The standard form of equation of the circle is given by

x² + y² = r² --- (3)

Comparing (1) and (3)

Radius of circle, r = √32 = 4√2

From (1) and (2),

x² + x² = 32

2x² = 32

x² = 32/2

x² = 16

x = ±4

When x = 4,

(4)² + y² =32

16 + y² = 32

y² = 32 - 16

y² = 16

y = ±4

The points of intersection are (4, 4) and (-4, -4).

From the equation of the curve, y² = 32 - x²

y = √(32 - x²)

Required area = \(\int_{0}^{4}x\, dx+\int_{4}^{4\sqrt{2}}\sqrt{32-x^{2}}\, dx\)
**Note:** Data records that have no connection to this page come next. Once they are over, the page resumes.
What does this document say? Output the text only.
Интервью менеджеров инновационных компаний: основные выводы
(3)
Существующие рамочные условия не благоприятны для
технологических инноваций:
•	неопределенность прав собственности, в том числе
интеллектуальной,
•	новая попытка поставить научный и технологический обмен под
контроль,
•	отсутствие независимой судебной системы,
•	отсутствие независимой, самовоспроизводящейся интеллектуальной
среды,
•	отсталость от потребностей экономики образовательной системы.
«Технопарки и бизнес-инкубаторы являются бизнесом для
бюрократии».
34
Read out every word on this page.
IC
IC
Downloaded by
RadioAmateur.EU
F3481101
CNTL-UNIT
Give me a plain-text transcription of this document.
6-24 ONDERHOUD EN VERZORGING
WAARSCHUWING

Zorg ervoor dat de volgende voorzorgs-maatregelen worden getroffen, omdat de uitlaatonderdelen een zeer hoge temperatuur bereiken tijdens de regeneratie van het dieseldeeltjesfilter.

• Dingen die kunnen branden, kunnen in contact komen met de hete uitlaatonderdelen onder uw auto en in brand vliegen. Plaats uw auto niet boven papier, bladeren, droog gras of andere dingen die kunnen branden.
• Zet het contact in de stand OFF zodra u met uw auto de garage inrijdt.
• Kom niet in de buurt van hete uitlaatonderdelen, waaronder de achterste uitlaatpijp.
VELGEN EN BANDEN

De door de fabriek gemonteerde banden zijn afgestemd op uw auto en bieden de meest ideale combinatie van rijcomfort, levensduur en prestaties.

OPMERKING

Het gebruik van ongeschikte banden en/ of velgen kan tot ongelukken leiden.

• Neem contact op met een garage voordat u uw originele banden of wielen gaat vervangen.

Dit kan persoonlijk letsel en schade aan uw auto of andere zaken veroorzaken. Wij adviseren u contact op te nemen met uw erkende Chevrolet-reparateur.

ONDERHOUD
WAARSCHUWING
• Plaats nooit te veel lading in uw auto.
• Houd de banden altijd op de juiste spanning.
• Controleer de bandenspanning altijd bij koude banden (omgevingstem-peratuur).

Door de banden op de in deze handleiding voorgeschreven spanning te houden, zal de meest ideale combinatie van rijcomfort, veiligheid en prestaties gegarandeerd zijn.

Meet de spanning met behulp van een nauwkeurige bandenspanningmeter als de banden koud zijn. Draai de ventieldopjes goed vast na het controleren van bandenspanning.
\(\int_{0}^{4}x\, dx =[\frac{x^{2}}{2}]_{0}^{4}=[\frac{4^{2}}{2}-0]=\frac{16}{2}=8\)

\(\int_{4}^{4\sqrt{2}}\sqrt{32-x^{2}}\,dx=[\frac{x\sqrt{32-x^{2}}}{2}+\frac{32}{2}sin^{-1}(\frac{x}{4\sqrt{2}})]_{4}^{4\sqrt{2}}\\=[\frac{4\sqrt{2}\sqrt{32-(4\sqrt{2})^{2}}}{2}+\frac{32}{2}sin^{-1}(\frac{4\sqrt{2}}{4\sqrt{2}})]-[\frac{4\sqrt{32-(4)^{2}}}{2}+\frac{32}{2}sin^{-1}(\frac{4}{4\sqrt{2}})]\\=[0+16sin^{-1}(1)]-[8+16sin^{-1}(\frac{1}{\sqrt{2}})]\\=[16\times \frac{\pi }{2}-8+16\times \frac{\pi }{4}]\\=[8\pi -8-4\pi ]\\=[4\pi -8]\)

Required area = \(\int_{0}^{4}x\, dx+\int_{4}^{4\sqrt{2}}\sqrt{32-x^{2}}\, dx\)

= 8+4π -8=4π

Therefore, the area is 4π square units.

---

Find the area of the region in the first quadrant enclosed by the x-axis, the line y = x and circle x² + y² = 32.

Summary:

The area of the region in the first quadrant enclosed by the x-axis, the line y = x and and circle x² + y² =32 is 4π square units.